Without that money flowing through the economy, add-on economic activity — the so-called multiplier effect — will slow.
“Adding to the economic headwinds created by the legislation is the considerable uncertainty created by having to address the debt limit again a year from now. Given that 2024 is a presidential election year, that future debt limit drama may well be even more heated than the current one,” the report said. “This is sure to weigh on investor, business and consumer confidence and thus economic activity.”
“Altogether, this legislation would not only risk default, recession, widespread job loss, and years of higher interest rates, but also make devastating cuts to programs that hard-working Americans and the middle-class count on,” the OMB said.
“The bill would make it easier for wealthy tax cheats to avoid the taxes they owe, even as House Republicans are advancing other proposals that would spend trillions more on tax cuts skewed to the wealthy and big corporations, undoing much or all of the deficit reduction in this legislation,” it added.
As previously reported by The Well News, the Treasury Department began implementing what Treasury Secretary Janet Yellen called “extraordinary measures” to prevent a default in January, just as the national debt approached the roughly $31.4 trillion cap set by the last, Democratically-controlled Congress.

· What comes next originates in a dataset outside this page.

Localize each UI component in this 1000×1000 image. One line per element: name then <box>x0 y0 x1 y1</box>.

At the time, Yellen explained that it is unclear exactly when the nation will reach the so-called X-Date and default on its obligations, or when the Treasury might exhaust those extraordinary measures, but Congress is expected to have until sometime in the summer to raise the debt limit, or risk a default.
Moody’s sets the deadline much closer, though it admits determining the exact date is difficult.

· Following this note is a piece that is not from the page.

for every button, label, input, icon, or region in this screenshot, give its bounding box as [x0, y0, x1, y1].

“It depends on the timing of highly uncertain tax receipts and government expenditures.”
Since Moody’s Analytics began estimating the X-date early this year, it has been pegging it at about mid-August.
“But April tax receipts are running 35% below last year’s pace, which is meaningfully weaker than anticipated. And despite weaker tax refunds than anticipated, it appears that the X-date may come as soon as early June. If not, and Treasury is able to squeak by with enough cash, then the X-date looks more likely to be in late July,” Moody’s said.
In the current political environment, Moody’s says passing meaningful legislation and getting it “across the finish line into law,” will be “messy and painful to watch.”
“But when all is said and done, the legislation that lawmakers ultimately pass will likely be anticlimactic, allowing both House Republicans and President Biden to declare political victory,” the analyst said.
For House Republicans,” Moody’s said, “the legislation may include some restraint on the future growth in discretionary spending, a clawback of unused COVID-19 relief funds, and a streamlining of permits for energy development to allow House Republicans to declare victory. For the president, he can argue that these concessions were modest and simply part of the typical budget process and not a quid pro quo for a debt limit increase.”